As for entertainment, La Compagnie has opted to include a Samsung Galaxy Pro tablet in each seatback rather than an integrated entertainment system. The tablet offers a reasonable amount of entertainment —a half dozen movies, a few TV shows, a smallish selection of music, plus some American and French newspapers and a couple of books. But it’s attached by a couple of wires to the seatback , which makes it a little clumsy. And the audio is not as clear as it could be. The amenities kit is basic but useful: eyeshade, toothbrush, moisturizer, etc.
As for food, La Compagnie touts Paris chef Christophe Langrée as the maître de cuisine. But my meal on the outbound flight—a “chic snack”— was basically an appetizer plus an uninspiring salad with chicken strips. (By contrast, United offers a five-course meal.) My inbound meal was much better— a beef tournedos dish that was nicely executed, something you’d expect from a French caterer. The snack served later in the flight was, in a word, awful. In either direction, you can have Piper Heidsieck champagne or a very nice French red or white, poured into tiny glasses. There’s nothing fancy—no tablecloth, no dessert trolley with an assortment of after-dinner drinks. But there’s a perfectly nice poire and a calvados for digestifs.
The question is, Do you think those service extras on the majors are worth an extra $4,000 in price?
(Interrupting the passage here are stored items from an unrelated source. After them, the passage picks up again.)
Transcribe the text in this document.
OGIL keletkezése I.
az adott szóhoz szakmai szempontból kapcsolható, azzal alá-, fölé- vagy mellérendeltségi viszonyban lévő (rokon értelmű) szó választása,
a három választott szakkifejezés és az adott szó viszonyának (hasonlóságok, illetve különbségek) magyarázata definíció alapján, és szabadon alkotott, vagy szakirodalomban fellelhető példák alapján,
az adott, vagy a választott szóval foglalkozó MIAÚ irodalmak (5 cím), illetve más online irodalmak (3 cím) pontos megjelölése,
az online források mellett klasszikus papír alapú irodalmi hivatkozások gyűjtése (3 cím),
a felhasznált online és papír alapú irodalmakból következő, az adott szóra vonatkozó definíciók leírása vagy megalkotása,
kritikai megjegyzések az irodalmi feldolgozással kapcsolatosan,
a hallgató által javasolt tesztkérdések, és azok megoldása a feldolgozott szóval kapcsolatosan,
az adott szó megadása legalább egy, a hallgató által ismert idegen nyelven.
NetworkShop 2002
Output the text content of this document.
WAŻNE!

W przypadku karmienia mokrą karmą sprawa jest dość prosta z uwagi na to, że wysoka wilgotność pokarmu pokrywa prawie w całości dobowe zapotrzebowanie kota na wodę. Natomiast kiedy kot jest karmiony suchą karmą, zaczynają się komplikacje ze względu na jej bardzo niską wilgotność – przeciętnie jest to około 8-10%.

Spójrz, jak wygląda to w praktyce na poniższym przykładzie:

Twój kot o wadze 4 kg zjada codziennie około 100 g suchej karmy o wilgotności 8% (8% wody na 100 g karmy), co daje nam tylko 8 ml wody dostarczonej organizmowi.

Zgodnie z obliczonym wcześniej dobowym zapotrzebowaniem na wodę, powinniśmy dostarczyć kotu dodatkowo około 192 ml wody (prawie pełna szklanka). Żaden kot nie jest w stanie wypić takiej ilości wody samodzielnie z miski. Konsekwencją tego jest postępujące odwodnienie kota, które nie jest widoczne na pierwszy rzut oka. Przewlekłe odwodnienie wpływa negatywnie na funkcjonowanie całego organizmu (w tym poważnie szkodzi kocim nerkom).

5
The answer will prove whether La Compagnie can make a go of it. To me, it’s an easy one: This is the way to fly. I’m more than willing to pay an extra $400 round trip to avoid the crowds in coach and the privilege of having my knees crushed by the reclining seat in front of me. As our 74-seat 757 taxied into the gate in Newark, we passed a 340-seat Virgin A340. I had a feeling of relief that I wasn’t on that widebody. My sense is that there are a lot more passengers like me out there. La Compagnie clearly thinks there are. I hope they’re right because we need more airlines like this. A bon voyage indeed.